What we have retained from the very first event back in 1994 is the adventure aspect and the mission to explore and ride through this beautiful country, providing a safe environment. It’s still a tough race, many call it the hottest and most adventurous one. It’s certainly still the adventure of a lifetime and if someone wants to take it on, they can be sure that they’ll find a lot of like-minded riders from all over the world at the start line.

 

Cory Wallace, flat out at Cooktown at the race's end.

Cory Wallace, flat out at Cooktown at the race’s end.

How do you see the Croc evolving in the future?

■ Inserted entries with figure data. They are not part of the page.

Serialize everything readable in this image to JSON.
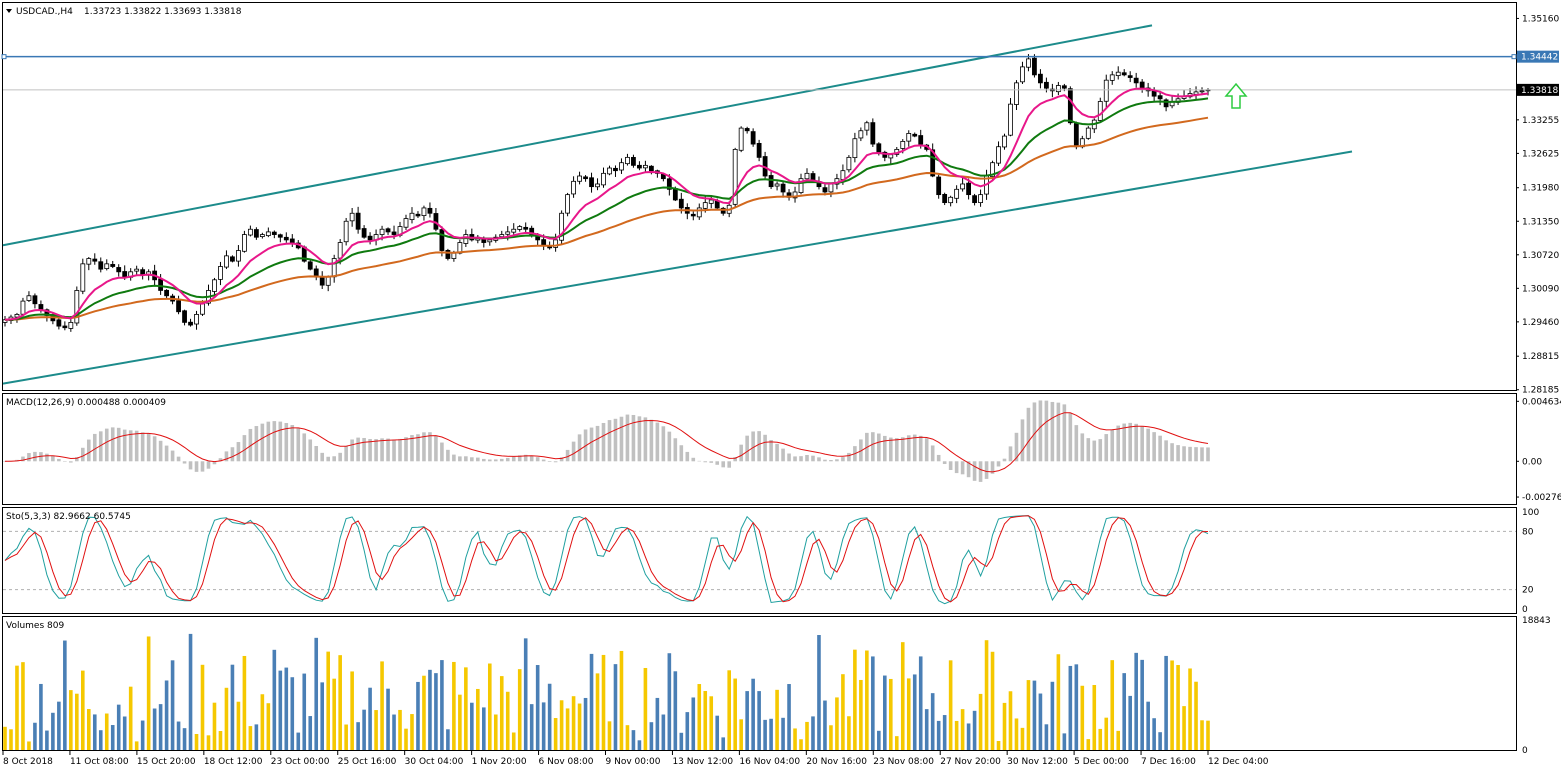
{
  "header": {
    "symbol": "USDCAD.,H4",
    "ohlc": "1.33723 1.33822 1.33693 1.33818"
  },
  "colors": {
    "candle": "#000000",
    "ema_fast": "#e8178a",
    "ema_mid": "#0f7a0f",
    "ema_slow": "#d2691e",
    "channel": "#1c8b8b",
    "hline": "#3a78b5",
    "macd_hist": "#c0c0c0",
    "macd_signal": "#e01010",
    "stoch_main": "#20a0a0",
    "stoch_signal": "#e01010",
    "vol_up": "#f5c800",
    "vol_down": "#4a7fb5",
    "arrow": "#2ecc40"
  },
  "chart_data": [
    {
      "type": "candlestick",
      "title": "USDCAD.,H4",
      "y_ticks": [
        "1.35160",
        "1.34442",
        "1.33818",
        "1.33255",
        "1.32625",
        "1.31980",
        "1.31350",
        "1.30720",
        "1.30090",
        "1.29460",
        "1.28815",
        "1.28185"
      ],
      "ylim": [
        1.2818,
        1.3545
      ],
      "x_ticks": [
        "8 Oct 2018",
        "11 Oct 08:00",
        "15 Oct 20:00",
        "18 Oct 12:00",
        "23 Oct 00:00",
        "25 Oct 16:00",
        "30 Oct 04:00",
        "1 Nov 20:00",
        "6 Nov 08:00",
        "9 Nov 00:00",
        "13 Nov 12:00",
        "16 Nov 04:00",
        "20 Nov 16:00",
        "23 Nov 08:00",
        "27 Nov 20:00",
        "30 Nov 12:00",
        "5 Dec 00:00",
        "7 Dec 16:00",
        "12 Dec 04:00"
      ],
      "closes": [
        1.295,
        1.2955,
        1.296,
        1.2985,
        1.2995,
        1.298,
        1.297,
        1.2958,
        1.2948,
        1.2938,
        1.2935,
        1.2945,
        1.3005,
        1.3055,
        1.3065,
        1.306,
        1.3045,
        1.3055,
        1.305,
        1.304,
        1.303,
        1.304,
        1.3045,
        1.3035,
        1.304,
        1.3025,
        1.3005,
        1.2995,
        1.2985,
        1.2965,
        1.2945,
        1.294,
        1.296,
        1.298,
        1.3005,
        1.3025,
        1.305,
        1.307,
        1.306,
        1.308,
        1.311,
        1.312,
        1.3105,
        1.311,
        1.3115,
        1.311,
        1.3105,
        1.31,
        1.3095,
        1.3085,
        1.306,
        1.3045,
        1.303,
        1.3015,
        1.303,
        1.3065,
        1.3095,
        1.3135,
        1.315,
        1.312,
        1.3105,
        1.31,
        1.311,
        1.312,
        1.3115,
        1.311,
        1.3125,
        1.314,
        1.315,
        1.3145,
        1.316,
        1.315,
        1.312,
        1.308,
        1.3065,
        1.3075,
        1.3095,
        1.311,
        1.31,
        1.3105,
        1.3095,
        1.31,
        1.3105,
        1.311,
        1.3115,
        1.312,
        1.3125,
        1.312,
        1.311,
        1.31,
        1.309,
        1.3085,
        1.31,
        1.315,
        1.3185,
        1.321,
        1.322,
        1.3215,
        1.32,
        1.3205,
        1.3225,
        1.3235,
        1.323,
        1.3245,
        1.3255,
        1.324,
        1.3235,
        1.324,
        1.323,
        1.3225,
        1.3215,
        1.3195,
        1.3175,
        1.316,
        1.315,
        1.3145,
        1.316,
        1.317,
        1.3175,
        1.316,
        1.315,
        1.3165,
        1.327,
        1.331,
        1.3305,
        1.328,
        1.3255,
        1.322,
        1.32,
        1.3205,
        1.319,
        1.318,
        1.319,
        1.3215,
        1.3225,
        1.321,
        1.32,
        1.319,
        1.3205,
        1.3215,
        1.323,
        1.3255,
        1.329,
        1.3305,
        1.332,
        1.328,
        1.3265,
        1.3255,
        1.326,
        1.327,
        1.3285,
        1.33,
        1.3295,
        1.328,
        1.327,
        1.322,
        1.3185,
        1.317,
        1.318,
        1.3195,
        1.3205,
        1.3185,
        1.317,
        1.3185,
        1.322,
        1.3245,
        1.3275,
        1.3295,
        1.3355,
        1.3395,
        1.3425,
        1.344,
        1.341,
        1.3395,
        1.3385,
        1.338,
        1.339,
        1.3385,
        1.332,
        1.3275,
        1.329,
        1.331,
        1.3325,
        1.336,
        1.34,
        1.341,
        1.3415,
        1.341,
        1.3405,
        1.3395,
        1.3385,
        1.338,
        1.337,
        1.3365,
        1.335,
        1.336,
        1.3365,
        1.337,
        1.3375,
        1.3378,
        1.338,
        1.3382
      ]
    },
    {
      "type": "histogram",
      "title": "MACD(12,26,9) 0.000488 0.000409",
      "y_ticks": [
        "0.004634",
        "0.00",
        "-0.002763"
      ],
      "ylim": [
        -0.0033,
        0.0052
      ]
    },
    {
      "type": "line",
      "title": "Sto(5,3,3) 82.9662 60.5745",
      "y_ticks": [
        "100",
        "80",
        "20",
        "0"
      ],
      "ylim": [
        0,
        100
      ]
    },
    {
      "type": "bar",
      "title": "Volumes 809",
      "y_ticks": [
        "18843",
        "0"
      ],
      "ylim": [
        0,
        18843
      ]
    }
  ]
}
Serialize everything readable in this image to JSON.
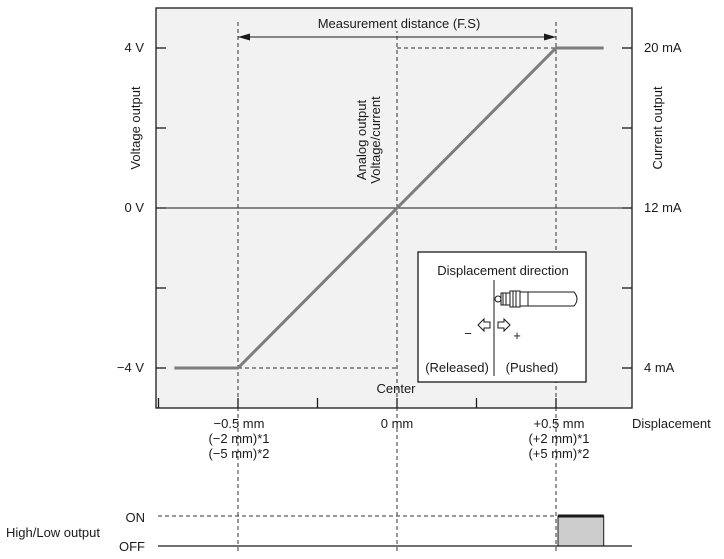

We certainly want to become bigger – traditionally we’ve had 100-120 riders and we’d like to grow it to 150-200 over the next few years. We’ve been working very closely together with the federal and local tourism organisations and councils in Far North Queensland – Cairns and Port Douglas will be the start and finishing hosting towns in 2014 and the Atherton region will be showcasing their fantastic network of mountain bike trails as well. On most stages riders will be able to not only camp with us at the event centre but also have the possibility to sleep in nearby hotels and cabins. This is to open the event up to people who are not so keen on the camping aspect, but prefer the comforts of a bed. In our camp riders can hire tents and camping beds that are erected by our crew daily.

We hope to have many more Australians race at our event and continue to attract all those riders from overseas and to keep shoawcasing this beautiful country world-wide.